Wavelets have nice multi-resolution approximation properties, but are not especially popular for solving PDEs. The most commonly cited reasons are difficulty imposing boundary conditions, treatment of unaligned anisotropy, evaluation of nonlinear terms, and efficiency.
Wavelets were first to obtain strong convergence results for fully adaptive methods (see Cohen, Dahmen, and DeVore 2001 and 2002). However, this crucial theory was quickly followed by Binev, Dahmen, and DeVore (2004) who proved a similar result for adaptive finite element methods which are more popular for traditional PDE problems in moderate dimensions. Wavelet bases are popular for higher dimensional problems such as sparse tensor methods for stochastic PDEs Schwab and Gittelson (2011) and this discussion.

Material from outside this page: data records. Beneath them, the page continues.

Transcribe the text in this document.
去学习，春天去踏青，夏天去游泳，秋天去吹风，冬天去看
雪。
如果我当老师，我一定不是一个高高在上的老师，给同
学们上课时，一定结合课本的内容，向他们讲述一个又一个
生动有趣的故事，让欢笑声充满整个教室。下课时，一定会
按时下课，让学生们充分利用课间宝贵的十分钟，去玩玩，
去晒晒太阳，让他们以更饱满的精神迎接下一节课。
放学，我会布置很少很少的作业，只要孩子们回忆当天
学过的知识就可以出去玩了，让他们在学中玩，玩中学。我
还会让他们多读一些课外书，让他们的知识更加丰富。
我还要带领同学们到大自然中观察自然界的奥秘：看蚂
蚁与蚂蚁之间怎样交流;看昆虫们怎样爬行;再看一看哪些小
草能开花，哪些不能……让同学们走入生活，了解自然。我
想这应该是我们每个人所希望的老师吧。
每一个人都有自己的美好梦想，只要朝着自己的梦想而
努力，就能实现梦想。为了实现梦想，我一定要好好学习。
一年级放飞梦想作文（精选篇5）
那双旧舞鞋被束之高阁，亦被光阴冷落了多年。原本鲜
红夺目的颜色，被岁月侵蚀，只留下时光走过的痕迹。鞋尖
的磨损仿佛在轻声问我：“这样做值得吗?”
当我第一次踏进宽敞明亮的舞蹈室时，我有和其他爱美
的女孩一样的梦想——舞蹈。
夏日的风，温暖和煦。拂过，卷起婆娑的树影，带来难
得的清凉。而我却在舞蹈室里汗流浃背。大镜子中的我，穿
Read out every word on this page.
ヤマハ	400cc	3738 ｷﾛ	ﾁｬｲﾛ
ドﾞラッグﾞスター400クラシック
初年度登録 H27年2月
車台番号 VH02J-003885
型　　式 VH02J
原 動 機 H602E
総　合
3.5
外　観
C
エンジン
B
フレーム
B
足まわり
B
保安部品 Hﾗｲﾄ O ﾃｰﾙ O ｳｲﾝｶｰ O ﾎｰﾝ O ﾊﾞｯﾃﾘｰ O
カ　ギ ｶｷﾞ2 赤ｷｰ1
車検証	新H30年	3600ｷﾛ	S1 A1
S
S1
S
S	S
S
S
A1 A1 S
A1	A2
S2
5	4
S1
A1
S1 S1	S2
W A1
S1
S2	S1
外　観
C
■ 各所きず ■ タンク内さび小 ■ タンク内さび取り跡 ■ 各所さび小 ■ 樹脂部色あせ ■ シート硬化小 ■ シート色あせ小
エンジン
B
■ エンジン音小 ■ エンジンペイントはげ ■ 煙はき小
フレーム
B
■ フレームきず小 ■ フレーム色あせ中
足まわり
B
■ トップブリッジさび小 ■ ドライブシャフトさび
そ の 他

Differential operators have bounded condition number when expressed in wavelet bases and preconditioned with Jacobi (thus Krylov methods converge in a constant number of iterations independent of resolution). This is related to the hierarchical multigrid methods of Yserentant (1984), Bank, Dupont, and Yserentant (1988), and others. Note that multiplicative multigrid methods have superior convergence properties to additive methods. A standard multigrid V-cycle is essentially equivalent to standard symmetric Gauss-Seidel in the wavelet basis with the usual ordering. Note that this is rarely the best way to implement, especially in parallel.
Calederon-Zygmund operators and pseudo-differential operators are sparse in wavelet bases. Thus, many problems for which $\mathcal H$-matrices are useful with compact bases can be treated elegantly using wavelet bases.
Differential operators are relatively more expensive to evaluate in wavelet bases and it can be difficult to establish desired conservation properties. Some authors (e.g. Vasilyev, Paolucci, and Sen 1995) resort to collocation methods and use finite difference stencils to evaluate derivatives and nonlinear terms. If the wavelet expansion is blocked (usually good for computational efficiency), these methods become very similar to block-structured AMR.
I suggest Beylkin and Keiser (1997) as a practical introduction to solving PDEs with wavelets. The MADNESS code is based on these methods. It has support for immersed boundaries (see Reuter, Hill, and Harrison 2011), but has no efficient way to represent boundary layers in complicated geometry. The software is often used for chemistry problems in which geometry is not a concern.
For general numerical analysis of wavelets, I suggest Cohen's 2003 book. It presents an analysis framework in which the continuum solution is manipulated up until you want to evaluate it to a given accuracy, at which point the wavelet basis is evaluated as necessary.